Enclosure, Lissanisky, Co. Cork
Co. Cork |
Enclosures
Some archaeological sites announce themselves with standing stones or earthen banks you can walk around and touch.
Others exist only as a trick of the light, visible solely from the air under the right conditions. The enclosure at Lissanisky, in north County Cork, belongs to that second, quieter category. It survives not as a physical presence on the ground but as a cropmark, a phenomenon where buried ditches and features cause the vegetation above them to grow differently, producing patterns legible only in aerial photographs. In this case, the image captured in July 1989 revealed the ghostly outlines of two concentric fosses, that is, ditches, forming a roughly circular enclosure approximately 40 metres in diameter.
The double-foss arrangement is significant. A single enclosing ditch is common enough in the Irish landscape, associated with ringforts and other early medieval settlements. Two concentric ones suggest either added defensive intention or a more complex history of use, possibly a site of some local importance whose ditches were dug or modified at different times.
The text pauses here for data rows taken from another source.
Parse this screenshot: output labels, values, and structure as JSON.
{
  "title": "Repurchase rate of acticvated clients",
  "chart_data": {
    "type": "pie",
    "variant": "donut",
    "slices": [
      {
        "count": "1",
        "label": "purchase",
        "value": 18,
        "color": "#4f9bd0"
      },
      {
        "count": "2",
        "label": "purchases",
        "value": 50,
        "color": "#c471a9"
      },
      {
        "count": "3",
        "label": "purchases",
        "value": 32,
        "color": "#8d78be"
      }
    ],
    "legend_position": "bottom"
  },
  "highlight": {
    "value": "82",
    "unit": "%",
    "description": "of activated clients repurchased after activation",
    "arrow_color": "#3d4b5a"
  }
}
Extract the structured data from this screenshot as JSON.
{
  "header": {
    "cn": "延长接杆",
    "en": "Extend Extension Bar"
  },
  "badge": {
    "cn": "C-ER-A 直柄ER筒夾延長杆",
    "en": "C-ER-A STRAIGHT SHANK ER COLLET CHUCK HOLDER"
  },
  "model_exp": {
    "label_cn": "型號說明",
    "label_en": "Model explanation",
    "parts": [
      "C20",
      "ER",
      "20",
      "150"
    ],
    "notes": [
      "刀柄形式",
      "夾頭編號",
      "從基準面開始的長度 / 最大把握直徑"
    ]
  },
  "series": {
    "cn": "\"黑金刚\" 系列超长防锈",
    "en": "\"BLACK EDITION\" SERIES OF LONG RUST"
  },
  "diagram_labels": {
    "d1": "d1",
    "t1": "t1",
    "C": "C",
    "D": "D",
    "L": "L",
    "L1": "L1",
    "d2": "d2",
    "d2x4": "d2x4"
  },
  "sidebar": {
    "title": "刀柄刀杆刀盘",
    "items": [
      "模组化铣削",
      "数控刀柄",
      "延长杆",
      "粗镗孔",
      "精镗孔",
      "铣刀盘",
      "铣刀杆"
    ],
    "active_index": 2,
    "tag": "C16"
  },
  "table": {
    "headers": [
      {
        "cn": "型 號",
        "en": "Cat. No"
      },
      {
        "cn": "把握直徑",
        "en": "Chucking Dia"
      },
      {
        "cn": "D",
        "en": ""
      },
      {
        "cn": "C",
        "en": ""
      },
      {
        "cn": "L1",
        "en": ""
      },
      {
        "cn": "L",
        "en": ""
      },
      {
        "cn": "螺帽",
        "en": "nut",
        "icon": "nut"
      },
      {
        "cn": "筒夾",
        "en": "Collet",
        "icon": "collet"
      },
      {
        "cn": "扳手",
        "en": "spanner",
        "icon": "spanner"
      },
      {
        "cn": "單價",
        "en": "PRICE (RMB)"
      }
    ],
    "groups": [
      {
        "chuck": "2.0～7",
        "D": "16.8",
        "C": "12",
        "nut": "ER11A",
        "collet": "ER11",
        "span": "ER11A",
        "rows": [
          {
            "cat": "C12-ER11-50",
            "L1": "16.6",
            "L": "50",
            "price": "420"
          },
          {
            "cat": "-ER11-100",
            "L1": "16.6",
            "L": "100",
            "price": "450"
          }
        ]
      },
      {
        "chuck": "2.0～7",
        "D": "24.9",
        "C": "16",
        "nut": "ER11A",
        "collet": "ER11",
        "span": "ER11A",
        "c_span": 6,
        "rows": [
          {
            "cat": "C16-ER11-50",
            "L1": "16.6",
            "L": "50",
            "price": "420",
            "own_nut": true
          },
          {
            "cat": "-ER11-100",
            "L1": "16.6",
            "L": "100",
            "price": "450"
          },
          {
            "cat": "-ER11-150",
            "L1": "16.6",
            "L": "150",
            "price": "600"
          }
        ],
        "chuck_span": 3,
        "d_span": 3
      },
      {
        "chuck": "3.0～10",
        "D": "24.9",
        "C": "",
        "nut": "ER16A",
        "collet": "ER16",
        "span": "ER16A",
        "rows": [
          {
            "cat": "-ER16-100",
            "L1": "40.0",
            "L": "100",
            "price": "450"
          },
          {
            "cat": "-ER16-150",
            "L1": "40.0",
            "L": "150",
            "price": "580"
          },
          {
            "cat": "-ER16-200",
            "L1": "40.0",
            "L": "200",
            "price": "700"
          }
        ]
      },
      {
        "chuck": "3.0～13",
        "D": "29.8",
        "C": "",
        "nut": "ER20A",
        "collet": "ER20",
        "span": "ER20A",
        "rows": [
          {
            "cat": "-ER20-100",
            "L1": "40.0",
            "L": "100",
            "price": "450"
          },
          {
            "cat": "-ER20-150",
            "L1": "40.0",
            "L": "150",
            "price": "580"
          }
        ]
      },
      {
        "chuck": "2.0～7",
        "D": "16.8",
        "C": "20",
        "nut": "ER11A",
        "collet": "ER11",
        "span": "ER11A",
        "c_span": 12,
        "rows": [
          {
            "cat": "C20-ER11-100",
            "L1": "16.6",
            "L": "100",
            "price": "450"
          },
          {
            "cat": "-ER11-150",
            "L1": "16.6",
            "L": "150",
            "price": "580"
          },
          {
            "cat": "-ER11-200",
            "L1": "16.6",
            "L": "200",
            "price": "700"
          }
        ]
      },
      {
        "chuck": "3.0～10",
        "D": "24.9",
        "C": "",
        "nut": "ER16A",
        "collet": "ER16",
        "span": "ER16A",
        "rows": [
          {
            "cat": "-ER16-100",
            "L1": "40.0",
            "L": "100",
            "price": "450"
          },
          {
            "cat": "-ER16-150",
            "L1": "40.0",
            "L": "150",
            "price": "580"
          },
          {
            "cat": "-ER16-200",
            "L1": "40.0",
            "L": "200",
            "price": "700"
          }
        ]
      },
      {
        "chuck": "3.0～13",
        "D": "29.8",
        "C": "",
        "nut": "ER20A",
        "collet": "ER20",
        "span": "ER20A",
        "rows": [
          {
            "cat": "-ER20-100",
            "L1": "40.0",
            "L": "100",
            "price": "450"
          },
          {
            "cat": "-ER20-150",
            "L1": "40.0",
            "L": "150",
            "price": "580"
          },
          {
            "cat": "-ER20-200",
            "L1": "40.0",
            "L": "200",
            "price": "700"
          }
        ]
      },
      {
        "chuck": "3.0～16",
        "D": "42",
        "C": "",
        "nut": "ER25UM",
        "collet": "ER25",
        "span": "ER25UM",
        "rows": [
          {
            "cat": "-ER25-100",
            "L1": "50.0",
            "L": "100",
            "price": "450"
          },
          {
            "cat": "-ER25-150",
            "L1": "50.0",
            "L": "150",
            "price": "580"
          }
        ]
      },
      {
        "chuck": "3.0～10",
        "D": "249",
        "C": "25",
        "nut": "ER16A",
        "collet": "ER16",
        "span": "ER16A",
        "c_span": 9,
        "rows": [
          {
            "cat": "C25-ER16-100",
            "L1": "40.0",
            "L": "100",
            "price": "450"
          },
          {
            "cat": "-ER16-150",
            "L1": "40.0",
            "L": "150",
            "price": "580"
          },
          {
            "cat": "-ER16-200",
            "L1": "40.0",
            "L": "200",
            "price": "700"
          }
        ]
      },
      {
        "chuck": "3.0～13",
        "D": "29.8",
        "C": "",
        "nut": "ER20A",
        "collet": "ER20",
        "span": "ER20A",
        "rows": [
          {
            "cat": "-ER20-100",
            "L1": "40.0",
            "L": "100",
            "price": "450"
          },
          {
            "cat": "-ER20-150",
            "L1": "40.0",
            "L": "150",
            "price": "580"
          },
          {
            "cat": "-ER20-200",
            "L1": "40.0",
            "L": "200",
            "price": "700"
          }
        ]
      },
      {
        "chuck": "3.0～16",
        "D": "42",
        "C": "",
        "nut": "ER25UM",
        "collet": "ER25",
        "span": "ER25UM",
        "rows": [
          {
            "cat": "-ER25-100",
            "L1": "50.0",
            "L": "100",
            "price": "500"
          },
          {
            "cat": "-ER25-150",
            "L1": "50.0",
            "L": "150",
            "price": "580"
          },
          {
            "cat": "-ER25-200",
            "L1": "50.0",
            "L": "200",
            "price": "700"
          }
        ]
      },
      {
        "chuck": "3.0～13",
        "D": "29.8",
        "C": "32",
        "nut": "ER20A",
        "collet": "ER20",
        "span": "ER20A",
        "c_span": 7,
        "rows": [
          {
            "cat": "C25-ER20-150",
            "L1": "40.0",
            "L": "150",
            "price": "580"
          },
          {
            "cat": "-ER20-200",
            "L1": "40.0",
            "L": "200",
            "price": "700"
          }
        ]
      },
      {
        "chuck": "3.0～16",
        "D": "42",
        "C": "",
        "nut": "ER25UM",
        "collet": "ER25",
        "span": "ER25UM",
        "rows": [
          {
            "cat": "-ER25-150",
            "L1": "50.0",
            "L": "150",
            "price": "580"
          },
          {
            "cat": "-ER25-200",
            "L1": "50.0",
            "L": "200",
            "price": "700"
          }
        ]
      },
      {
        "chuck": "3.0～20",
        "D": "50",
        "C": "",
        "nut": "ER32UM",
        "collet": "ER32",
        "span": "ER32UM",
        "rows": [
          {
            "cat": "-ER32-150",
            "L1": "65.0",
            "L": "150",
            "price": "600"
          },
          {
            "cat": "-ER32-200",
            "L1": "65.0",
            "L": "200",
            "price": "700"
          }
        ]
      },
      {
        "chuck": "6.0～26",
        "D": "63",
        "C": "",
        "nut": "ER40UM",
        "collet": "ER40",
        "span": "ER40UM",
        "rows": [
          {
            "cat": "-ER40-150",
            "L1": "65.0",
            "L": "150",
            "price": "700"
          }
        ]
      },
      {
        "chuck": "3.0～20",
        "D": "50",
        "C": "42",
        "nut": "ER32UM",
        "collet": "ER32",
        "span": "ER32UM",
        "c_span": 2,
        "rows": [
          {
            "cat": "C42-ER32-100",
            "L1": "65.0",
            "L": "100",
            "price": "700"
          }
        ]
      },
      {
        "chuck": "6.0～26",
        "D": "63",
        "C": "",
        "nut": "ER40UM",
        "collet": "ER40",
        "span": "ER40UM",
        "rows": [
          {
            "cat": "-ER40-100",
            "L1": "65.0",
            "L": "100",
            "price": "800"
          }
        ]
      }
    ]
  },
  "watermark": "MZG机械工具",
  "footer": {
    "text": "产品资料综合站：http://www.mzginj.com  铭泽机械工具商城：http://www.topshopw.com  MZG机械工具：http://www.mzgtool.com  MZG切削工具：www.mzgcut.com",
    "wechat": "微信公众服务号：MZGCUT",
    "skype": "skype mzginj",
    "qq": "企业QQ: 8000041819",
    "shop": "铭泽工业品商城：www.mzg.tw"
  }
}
The enclosure's circular form and scale are broadly consistent with a ringfort, though without excavation the date and function remain open questions. What the 1989 aerial photograph also showed is that the site has not survived intact. The enclosure is truncated to the south-west by a field fence, meaning later agricultural boundaries have cut through and erased part of the original circuit, leaving only the cropmark as evidence that something more complete once existed here.